Album: Live at Konzerthaus, Vienna 06_12_03

Label: Touch

Review date: May. 11, 2004

Live at Konzerthaus…, the fifth installment in Touch’s ongoing public address series, is a constantly morphing 40-minute track by B.J. Nilsen, or more commonly known as Hazard. Nilsen’s abstract drones sound like a laboratory nestled deep in the British countryside. A curious wind starts things off, followed by the deep rumble of thunder and the light pattering of rain. These field recordings reappear throughout the set, thanks to renowned sound recordist and Touch stalwart Chris Watson (do listen to his Weather Report from 2003), but for now, they quickly vanish under a dense mist of drone. The inner workings of a wondrous monolithic machine take over; pulsing low-end tones emit myriad vibrating details.

A cycle is set in motion as the live set alternates between deep industrial murmurings and nature – rustling leaves, chirping birds, humming insects followed by oscillating air currents. But technology ultimately win, and electronics overwhelm.

Hazard’s approach is evocative of Terre Thaemlitz’s work, especially Soil and Tranquilizer, similarly manipulating and processing found sound to form something distinctly unnatural. Not to mention the two also share an affinity in working with low end frequencies, their results felt as well as heard.

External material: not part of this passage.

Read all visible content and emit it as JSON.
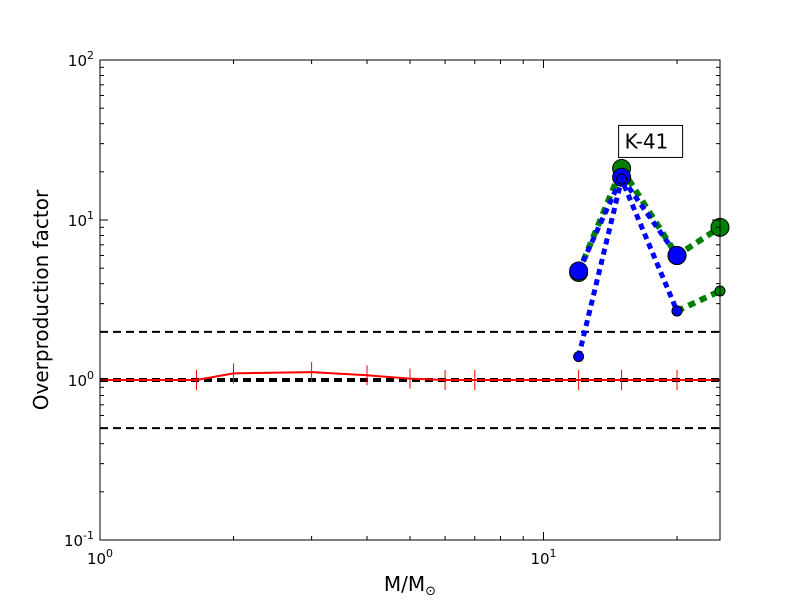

It is in the final quarter of the Live at Konzerthaus… where the set takes an unsettling turn, reverting back to one of Nilsen’s earlier works entitled “Breathe” from the compilation Spire. A church organ intones a disquieting piece that morphs into imminent doom, sharply contrasting with Nilsen’s earlier, pastoral parts. A disconcerting and ill-advised twist, it nonetheless stays true to Hazard’s always challenging course.